PB: You can carry a card, the other very good thing to do is to go onto the uktransplant.org.uk website, or phone 0845 60 60 400 and actually get your wishes registered on the website. It's a good thing to do because there's a computer list there and you might not have the card, you might have lost the card, whatever.

It's going to be a horrendous decision for someone to make, because they are in the middle of grief. They have been told someone they love has died. The fact that you've thought about it before hand, you've made your wishes known, makes that decision somewhat easier. Not easy, but easier. 

So think about it, talk about it, decide what you want to do, and then hope it never happens.

MM: Is this something you as a family had talked about before it happened? Were you card carriers?

PB: Both my wife and I did carry a card. We're both blood donors and I think we picked up a card at a donor session, signed it and it was going mouldy at the back of the wallet.

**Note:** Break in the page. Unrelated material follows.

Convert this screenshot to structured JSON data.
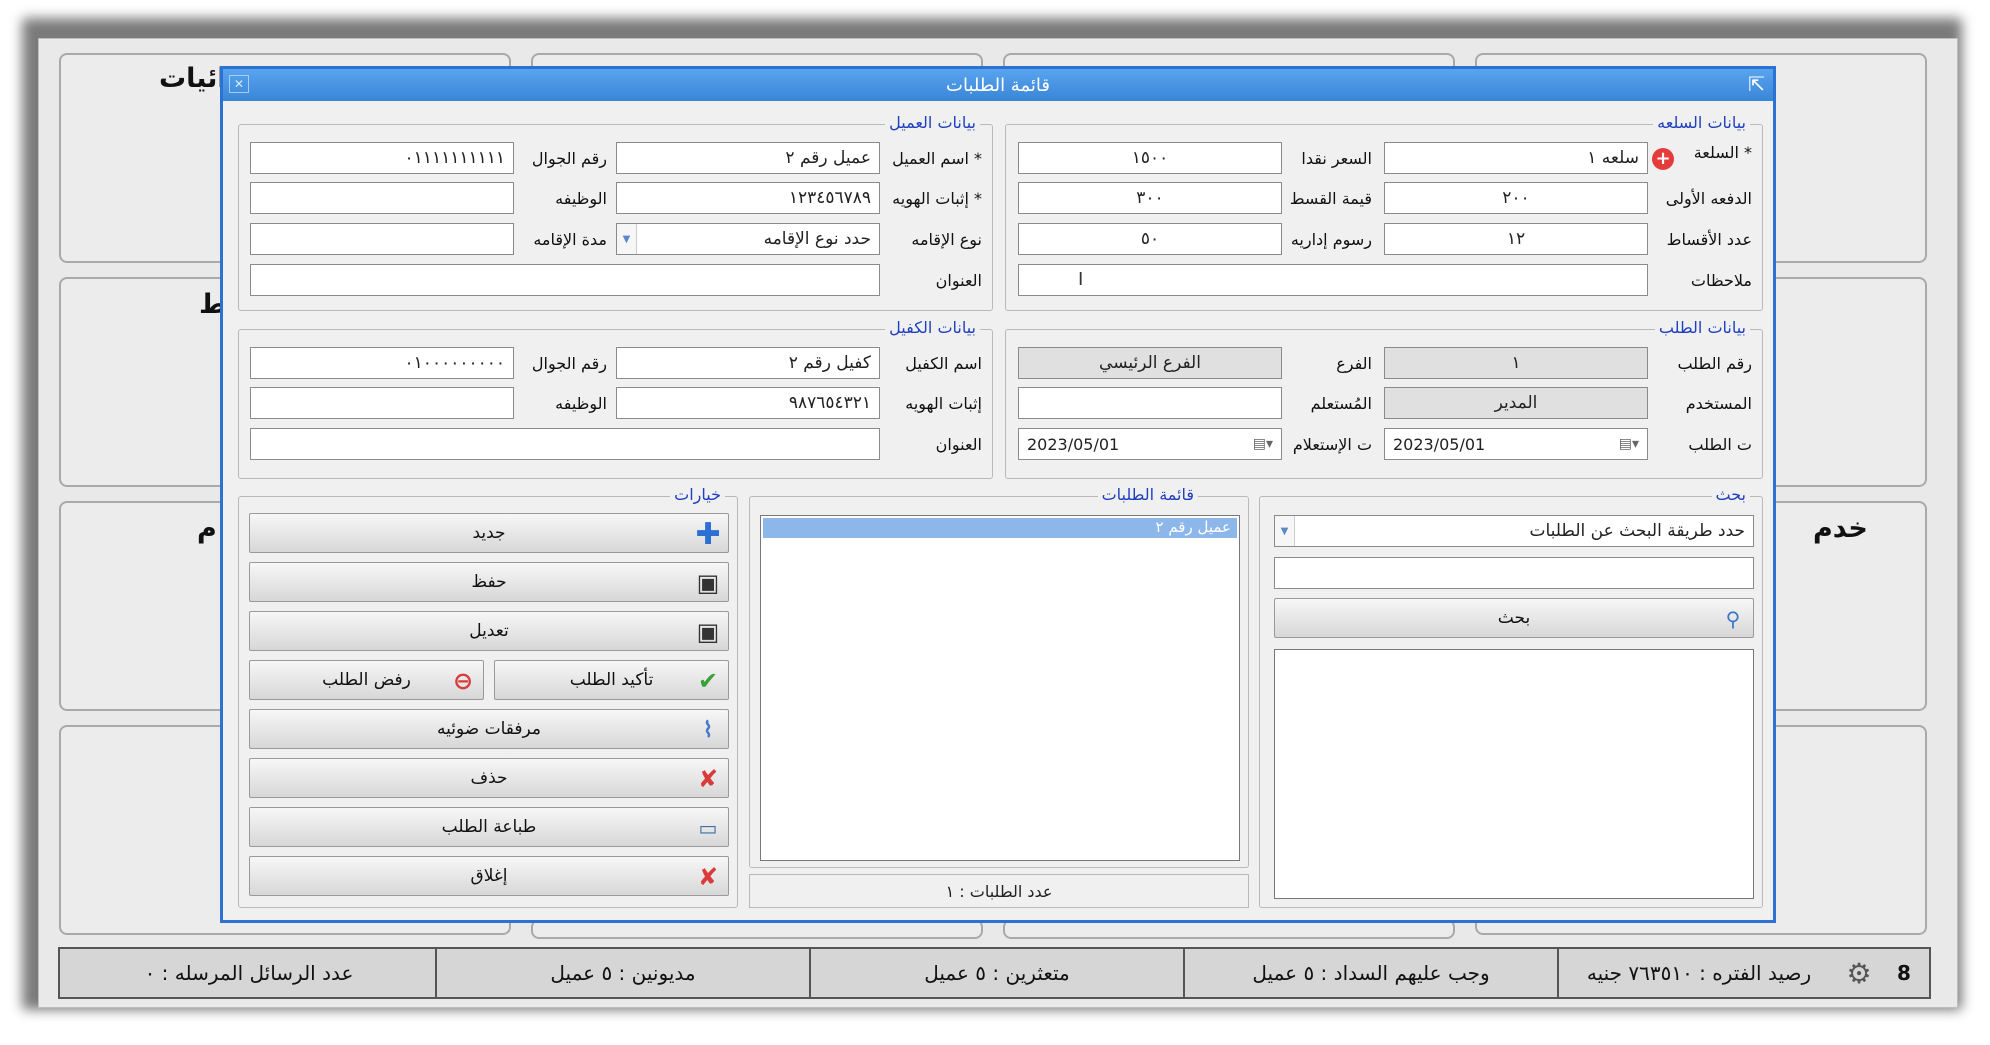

You never think it's going to happen to you, but then suddenly you find that actually so many people don't carry cards and there is such a long waiting list. That had a huge effect on us last year.

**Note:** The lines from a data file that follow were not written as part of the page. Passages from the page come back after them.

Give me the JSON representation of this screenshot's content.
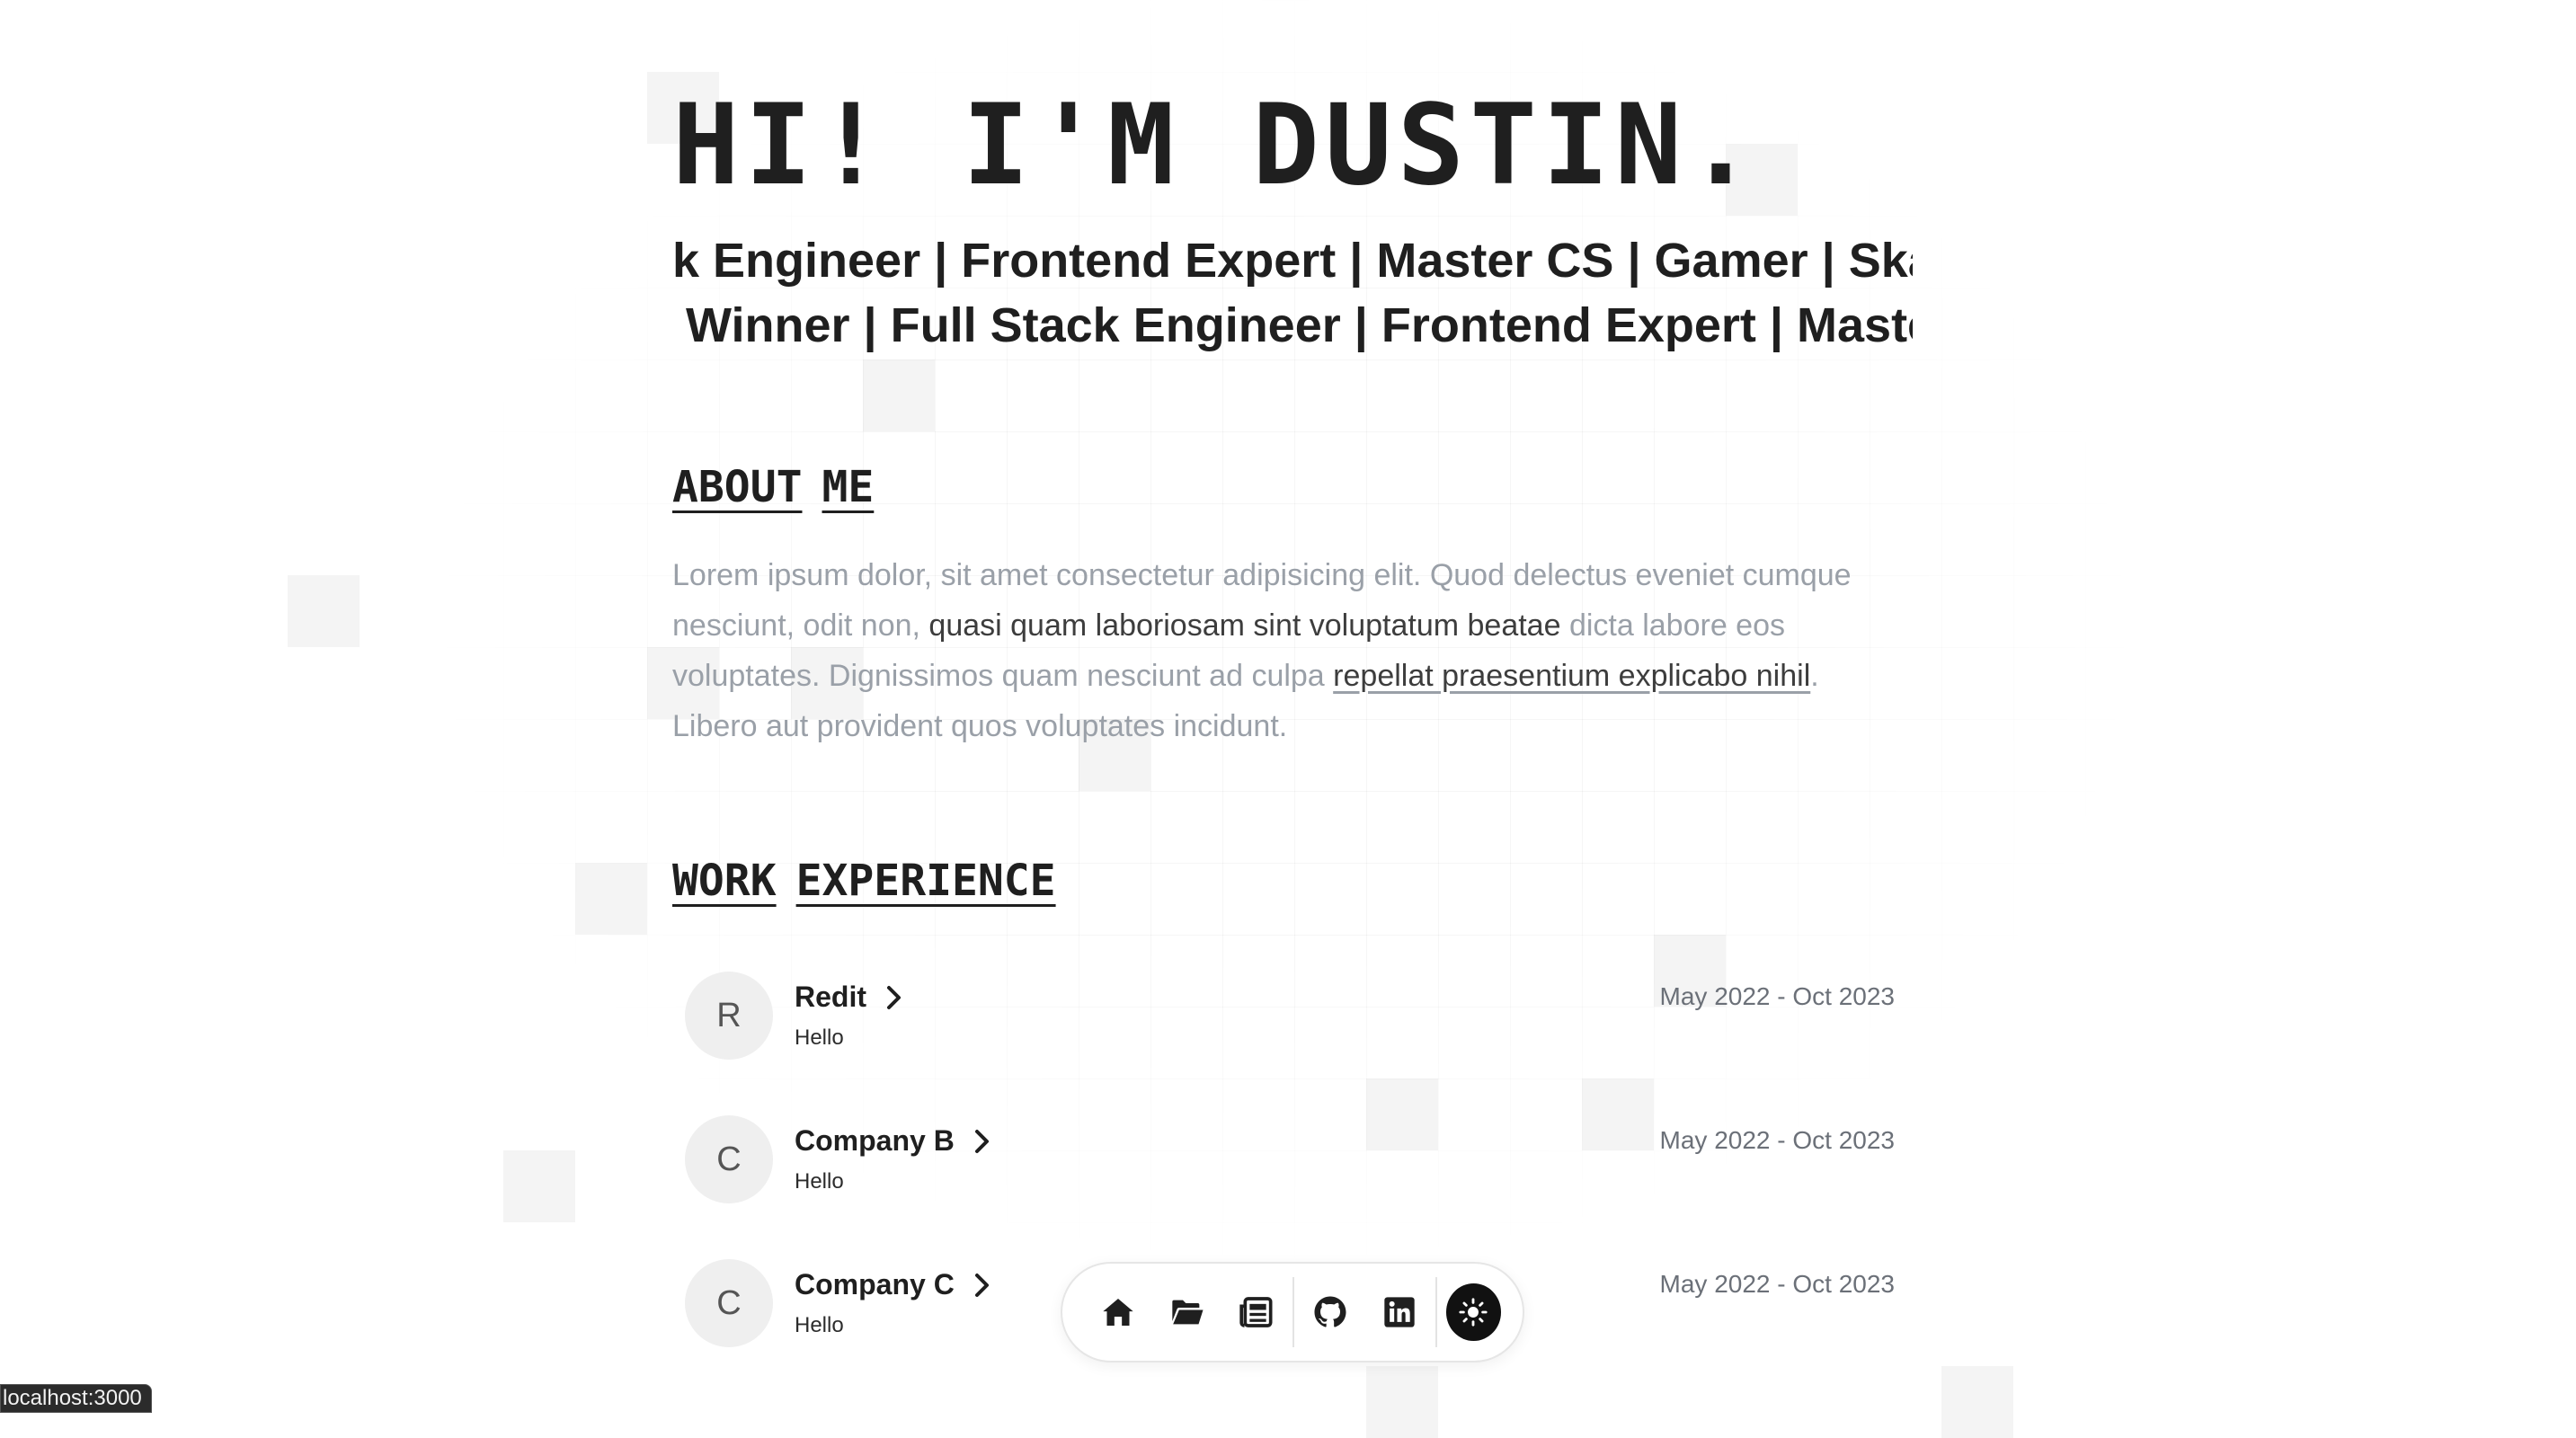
{
  "hero": {
    "title": "HI! I'M DUSTIN.",
    "marquee_line_1": "k Engineer | Frontend Expert | Master CS | Gamer | Skat",
    "marquee_line_2": " Winner | Full Stack Engineer | Frontend Expert | Master"
  },
  "about": {
    "heading_words": [
      "ABOUT",
      "ME"
    ],
    "text_1": "Lorem ipsum dolor, sit amet consectetur adipisicing elit. Quod delectus eveniet cumque nesciunt, odit non, ",
    "text_strong": "quasi quam laboriosam sint voluptatum beatae",
    "text_2": " dicta labore eos voluptates. Dignissimos quam nesciunt ad culpa ",
    "text_link": "repellat praesentium explicabo nihil",
    "text_3": ". Libero aut provident quos voluptates incidunt."
  },
  "work": {
    "heading_words": [
      "WORK",
      "EXPERIENCE"
    ],
    "jobs": [
      {
        "initial": "R",
        "name": "Redit",
        "description": "Hello",
        "dates": "May 2022 - Oct 2023"
      },
      {
        "initial": "C",
        "name": "Company B",
        "description": "Hello",
        "dates": "May 2022 - Oct 2023"
      },
      {
        "initial": "C",
        "name": "Company C",
        "description": "Hello",
        "dates": "May 2022 - Oct 2023"
      }
    ]
  },
  "dock": {
    "icons": [
      "home-icon",
      "folder-open-icon",
      "newspaper-icon",
      "github-icon",
      "linkedin-icon",
      "sun-icon"
    ],
    "theme_button_color": "#111111"
  },
  "status_bar": {
    "url": "localhost:3000"
  }
}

MM: You missed Christmas last year Gareth?

GB: Yes, I can't remember Christmas Day at all, really.

PB: I'm a Clergyman, so usually I'm working at the Cathedral and all the hours God sends over Christmas week 'must be your busy time Vicar' - last year I got out of it! This year they're making me do the eight o'clock service on Christmas morning - I think my colleagues are getting their own back! (laughing)

MM: How are you feeling now Gareth?

GB: I have to take a certain amount of drugs every day, forever, so my heart doesn't reject and things. I'm doing everything I did before hand, if not more.

MM: Thank you both very much indeed for coming in this morning.